Die Stille der Landschaft war beinahe gewalttätig, sie konnte einen Menschen förmlich erschlagen. Sie konnte ihm den Geist verwirren, ihm den Verstand rauben, sodass er fehltrat und vom Felsen fiel. Sein Freund Lorenzo Farini, Maresciallo der Carabinieri in Porto San Paolo, hatte ihm davon erzählt; davon, wie im Licht der Dämmerung die Berge begannen, sich zu bewegen, die Trekkingtouristen sich verliefen und heillos verirrten.

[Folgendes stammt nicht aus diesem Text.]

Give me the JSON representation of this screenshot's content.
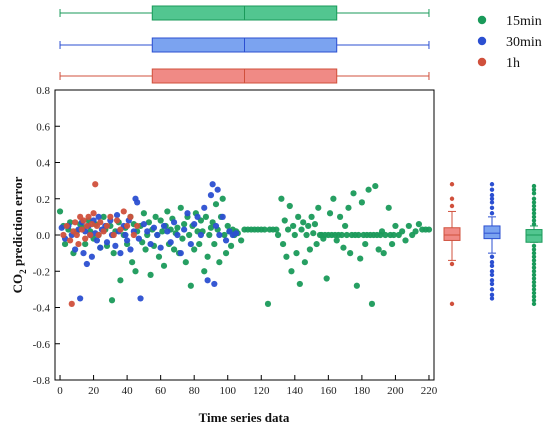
{
  "chart_data": {
    "type": "scatter",
    "xlabel": "Time series data",
    "ylabel_main": "CO",
    "ylabel_sub": "2",
    "ylabel_rest": " prediction error",
    "xlim": [
      -3,
      223
    ],
    "ylim": [
      -0.8,
      0.8
    ],
    "xticks": [
      "0",
      "20",
      "40",
      "60",
      "80",
      "100",
      "120",
      "140",
      "160",
      "180",
      "200",
      "220"
    ],
    "yticks": [
      "0.8",
      "0.6",
      "0.4",
      "0.2",
      "0.0",
      "-0.2",
      "-0.4",
      "-0.6",
      "-0.8"
    ],
    "legend_position": "top-right",
    "colors": {
      "15min": "#1a9a5a",
      "30min": "#2b4fd1",
      "1h": "#d0503c",
      "15min_box": "#52c690",
      "30min_box": "#7ba3f0",
      "1h_box": "#f08a85"
    },
    "series": [
      {
        "name": "15min",
        "color": "#1a9a5a",
        "box": {
          "min": 0,
          "q1": 55,
          "median": 110,
          "q3": 165,
          "max": 220
        },
        "points": [
          [
            0,
            0.13
          ],
          [
            2,
            0.05
          ],
          [
            3,
            -0.05
          ],
          [
            5,
            0.03
          ],
          [
            6,
            0.07
          ],
          [
            8,
            -0.1
          ],
          [
            10,
            0.02
          ],
          [
            12,
            0.06
          ],
          [
            14,
            0.04
          ],
          [
            15,
            -0.05
          ],
          [
            17,
            0.08
          ],
          [
            18,
            0.02
          ],
          [
            20,
            -0.02
          ],
          [
            21,
            0.06
          ],
          [
            23,
            0.0
          ],
          [
            24,
            -0.07
          ],
          [
            26,
            0.1
          ],
          [
            27,
            0.03
          ],
          [
            28,
            -0.06
          ],
          [
            30,
            0.05
          ],
          [
            31,
            -0.36
          ],
          [
            32,
            -0.1
          ],
          [
            33,
            0.02
          ],
          [
            35,
            0.07
          ],
          [
            36,
            -0.25
          ],
          [
            38,
            0.0
          ],
          [
            39,
            0.04
          ],
          [
            40,
            -0.05
          ],
          [
            42,
            0.1
          ],
          [
            43,
            -0.15
          ],
          [
            44,
            0.06
          ],
          [
            45,
            -0.2
          ],
          [
            46,
            0.02
          ],
          [
            48,
            0.05
          ],
          [
            49,
            -0.04
          ],
          [
            50,
            0.12
          ],
          [
            51,
            -0.08
          ],
          [
            52,
            0.0
          ],
          [
            53,
            0.07
          ],
          [
            54,
            -0.22
          ],
          [
            55,
            0.03
          ],
          [
            56,
            -0.06
          ],
          [
            57,
            0.1
          ],
          [
            58,
            0.0
          ],
          [
            59,
            -0.12
          ],
          [
            60,
            0.08
          ],
          [
            61,
            0.02
          ],
          [
            62,
            -0.17
          ],
          [
            63,
            0.05
          ],
          [
            64,
            0.13
          ],
          [
            65,
            -0.05
          ],
          [
            66,
            0.03
          ],
          [
            67,
            0.09
          ],
          [
            68,
            -0.08
          ],
          [
            69,
            0.01
          ],
          [
            70,
            0.04
          ],
          [
            71,
            -0.1
          ],
          [
            72,
            0.15
          ],
          [
            73,
            -0.02
          ],
          [
            74,
            0.06
          ],
          [
            75,
            -0.15
          ],
          [
            76,
            0.1
          ],
          [
            77,
            0.0
          ],
          [
            78,
            -0.28
          ],
          [
            79,
            0.05
          ],
          [
            80,
            -0.08
          ],
          [
            81,
            0.12
          ],
          [
            82,
            0.02
          ],
          [
            83,
            -0.05
          ],
          [
            84,
            0.08
          ],
          [
            85,
            0.02
          ],
          [
            86,
            -0.2
          ],
          [
            87,
            0.1
          ],
          [
            88,
            -0.12
          ],
          [
            89,
            0.0
          ],
          [
            90,
            0.04
          ],
          [
            91,
            0.07
          ],
          [
            92,
            -0.05
          ],
          [
            93,
            0.17
          ],
          [
            94,
            0.03
          ],
          [
            95,
            -0.15
          ],
          [
            96,
            0.1
          ],
          [
            97,
            0.2
          ],
          [
            98,
            0.0
          ],
          [
            99,
            -0.1
          ],
          [
            100,
            0.05
          ],
          [
            101,
            0.02
          ],
          [
            102,
            -0.06
          ],
          [
            103,
            0.03
          ],
          [
            104,
            0.0
          ],
          [
            105,
            0.02
          ],
          [
            106,
            0.01
          ],
          [
            108,
            -0.03
          ],
          [
            110,
            0.03
          ],
          [
            112,
            0.03
          ],
          [
            114,
            0.03
          ],
          [
            116,
            0.03
          ],
          [
            118,
            0.03
          ],
          [
            120,
            0.03
          ],
          [
            122,
            0.03
          ],
          [
            124,
            -0.38
          ],
          [
            125,
            0.03
          ],
          [
            127,
            0.03
          ],
          [
            129,
            0.03
          ],
          [
            130,
            0.0
          ],
          [
            132,
            0.2
          ],
          [
            133,
            -0.05
          ],
          [
            134,
            0.08
          ],
          [
            135,
            -0.12
          ],
          [
            136,
            0.03
          ],
          [
            137,
            0.16
          ],
          [
            138,
            -0.2
          ],
          [
            139,
            0.05
          ],
          [
            140,
            0.0
          ],
          [
            141,
            -0.1
          ],
          [
            142,
            0.1
          ],
          [
            143,
            -0.27
          ],
          [
            144,
            0.03
          ],
          [
            145,
            0.07
          ],
          [
            146,
            -0.15
          ],
          [
            147,
            0.0
          ],
          [
            148,
            0.05
          ],
          [
            149,
            -0.08
          ],
          [
            150,
            0.1
          ],
          [
            151,
            0.01
          ],
          [
            152,
            0.06
          ],
          [
            153,
            -0.05
          ],
          [
            154,
            0.15
          ],
          [
            155,
            0.0
          ],
          [
            156,
            0.0
          ],
          [
            157,
            -0.02
          ],
          [
            158,
            0.0
          ],
          [
            159,
            -0.24
          ],
          [
            160,
            0.0
          ],
          [
            161,
            0.12
          ],
          [
            162,
            0.0
          ],
          [
            163,
            0.2
          ],
          [
            164,
            0.0
          ],
          [
            165,
            -0.03
          ],
          [
            166,
            0.0
          ],
          [
            167,
            0.1
          ],
          [
            168,
            0.0
          ],
          [
            169,
            -0.07
          ],
          [
            170,
            0.05
          ],
          [
            171,
            0.0
          ],
          [
            172,
            0.15
          ],
          [
            173,
            -0.1
          ],
          [
            174,
            0.0
          ],
          [
            175,
            0.23
          ],
          [
            176,
            0.0
          ],
          [
            177,
            -0.28
          ],
          [
            178,
            0.0
          ],
          [
            179,
            -0.13
          ],
          [
            180,
            0.18
          ],
          [
            181,
            0.0
          ],
          [
            182,
            -0.05
          ],
          [
            183,
            0.0
          ],
          [
            184,
            0.25
          ],
          [
            185,
            0.0
          ],
          [
            186,
            -0.38
          ],
          [
            187,
            0.0
          ],
          [
            188,
            0.27
          ],
          [
            189,
            0.0
          ],
          [
            190,
            -0.08
          ],
          [
            191,
            0.0
          ],
          [
            192,
            0.02
          ],
          [
            193,
            -0.1
          ],
          [
            194,
            0.0
          ],
          [
            196,
            0.15
          ],
          [
            197,
            0.0
          ],
          [
            198,
            -0.05
          ],
          [
            199,
            0.0
          ],
          [
            200,
            0.05
          ],
          [
            202,
            0.0
          ],
          [
            204,
            0.02
          ],
          [
            206,
            -0.03
          ],
          [
            208,
            0.05
          ],
          [
            210,
            0.0
          ],
          [
            212,
            0.02
          ],
          [
            214,
            0.06
          ],
          [
            216,
            0.03
          ],
          [
            218,
            0.03
          ],
          [
            220,
            0.03
          ]
        ]
      },
      {
        "name": "30min",
        "color": "#2b4fd1",
        "box": {
          "min": 0,
          "q1": 55,
          "median": 110,
          "q3": 165,
          "max": 220
        },
        "points": [
          [
            1,
            0.04
          ],
          [
            3,
            -0.02
          ],
          [
            5,
            0.05
          ],
          [
            7,
            0.0
          ],
          [
            9,
            -0.08
          ],
          [
            11,
            0.03
          ],
          [
            12,
            -0.35
          ],
          [
            13,
            0.07
          ],
          [
            14,
            -0.1
          ],
          [
            15,
            0.02
          ],
          [
            16,
            -0.16
          ],
          [
            17,
            0.05
          ],
          [
            18,
            0.0
          ],
          [
            19,
            -0.12
          ],
          [
            20,
            0.08
          ],
          [
            21,
            0.01
          ],
          [
            22,
            -0.03
          ],
          [
            23,
            0.1
          ],
          [
            24,
            -0.07
          ],
          [
            25,
            0.03
          ],
          [
            27,
            0.05
          ],
          [
            28,
            -0.04
          ],
          [
            30,
            0.08
          ],
          [
            31,
            0.0
          ],
          [
            33,
            -0.06
          ],
          [
            34,
            0.11
          ],
          [
            35,
            0.02
          ],
          [
            36,
            -0.1
          ],
          [
            38,
            0.05
          ],
          [
            39,
            0.0
          ],
          [
            40,
            -0.03
          ],
          [
            41,
            0.08
          ],
          [
            42,
            -0.08
          ],
          [
            44,
            0.02
          ],
          [
            45,
            0.2
          ],
          [
            46,
            0.18
          ],
          [
            47,
            -0.02
          ],
          [
            48,
            -0.35
          ],
          [
            50,
            0.06
          ],
          [
            52,
            0.02
          ],
          [
            54,
            -0.05
          ],
          [
            56,
            0.04
          ],
          [
            58,
            0.0
          ],
          [
            60,
            -0.07
          ],
          [
            62,
            0.05
          ],
          [
            64,
            0.02
          ],
          [
            66,
            -0.04
          ],
          [
            68,
            0.07
          ],
          [
            70,
            0.0
          ],
          [
            72,
            -0.1
          ],
          [
            74,
            0.03
          ],
          [
            76,
            0.12
          ],
          [
            78,
            -0.05
          ],
          [
            80,
            0.06
          ],
          [
            82,
            0.1
          ],
          [
            84,
            0.0
          ],
          [
            86,
            0.15
          ],
          [
            88,
            -0.25
          ],
          [
            90,
            0.22
          ],
          [
            91,
            0.28
          ],
          [
            92,
            -0.27
          ],
          [
            93,
            0.05
          ],
          [
            94,
            0.25
          ],
          [
            95,
            0.0
          ],
          [
            97,
            0.1
          ],
          [
            99,
            -0.03
          ],
          [
            101,
            0.02
          ],
          [
            103,
            0.0
          ],
          [
            105,
            0.01
          ]
        ]
      },
      {
        "name": "1h",
        "color": "#d0503c",
        "box": {
          "min": 0,
          "q1": 55,
          "median": 110,
          "q3": 165,
          "max": 220
        },
        "points": [
          [
            2,
            0.0
          ],
          [
            4,
            0.05
          ],
          [
            6,
            -0.03
          ],
          [
            7,
            -0.38
          ],
          [
            8,
            0.02
          ],
          [
            9,
            0.07
          ],
          [
            10,
            0.0
          ],
          [
            11,
            -0.05
          ],
          [
            12,
            0.1
          ],
          [
            13,
            0.03
          ],
          [
            14,
            0.08
          ],
          [
            15,
            -0.02
          ],
          [
            16,
            0.05
          ],
          [
            17,
            0.1
          ],
          [
            18,
            0.0
          ],
          [
            19,
            0.06
          ],
          [
            20,
            0.12
          ],
          [
            21,
            0.28
          ],
          [
            22,
            0.05
          ],
          [
            23,
            0.0
          ],
          [
            24,
            0.07
          ],
          [
            26,
            0.02
          ],
          [
            28,
            0.05
          ],
          [
            30,
            0.1
          ],
          [
            32,
            0.0
          ],
          [
            34,
            0.08
          ],
          [
            36,
            0.03
          ],
          [
            38,
            0.13
          ],
          [
            40,
            0.05
          ],
          [
            42,
            0.1
          ],
          [
            44,
            0.0
          ],
          [
            46,
            0.05
          ]
        ]
      }
    ],
    "side_boxes": [
      {
        "name": "1h",
        "min": -0.14,
        "q1": -0.03,
        "median": 0.0,
        "q3": 0.04,
        "max": 0.13,
        "outliers": [
          0.28,
          0.2,
          0.16,
          -0.16,
          -0.38
        ]
      },
      {
        "name": "30min",
        "min": -0.1,
        "q1": -0.02,
        "median": 0.01,
        "q3": 0.05,
        "max": 0.1,
        "outliers": [
          0.28,
          0.25,
          0.22,
          0.2,
          0.18,
          0.15,
          0.12,
          -0.12,
          -0.15,
          -0.17,
          -0.2,
          -0.22,
          -0.25,
          -0.27,
          -0.3,
          -0.33,
          -0.35
        ]
      },
      {
        "name": "15min",
        "min": -0.04,
        "q1": -0.04,
        "median": 0.0,
        "q3": 0.03,
        "max": 0.05,
        "outliers": [
          0.27,
          0.25,
          0.23,
          0.2,
          0.18,
          0.16,
          0.14,
          0.12,
          0.1,
          0.08,
          0.06,
          -0.06,
          -0.08,
          -0.1,
          -0.12,
          -0.14,
          -0.16,
          -0.18,
          -0.2,
          -0.22,
          -0.24,
          -0.26,
          -0.28,
          -0.3,
          -0.32,
          -0.34,
          -0.36,
          -0.38
        ]
      }
    ]
  }
}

Die Straße, der er folgte, war kaum befahren, schon länger war ihm kein Fahrzeug entgegengekommen.
Beckmann suchte den dreitausend Jahre alten Olivenbaum, der hier in den Bergen der Gallura irgendwo stehen sollte. Er verließ die SP 136 hinter Calangianus Richtung Lago di Liscia. Still standen die Korkeichenwälder. Der nackte, ochsenblutfarbene Stamm eines Baums leuchtete wie eine Wunde im Grün des Hains. Die Reifenstollen des mehr als zwanzig Jahre alten Range Rovers gruben sich in den Schotter einer schmalen Parkbucht. Die leere Mineralwasserflasche rollte vom Beifahrersitz.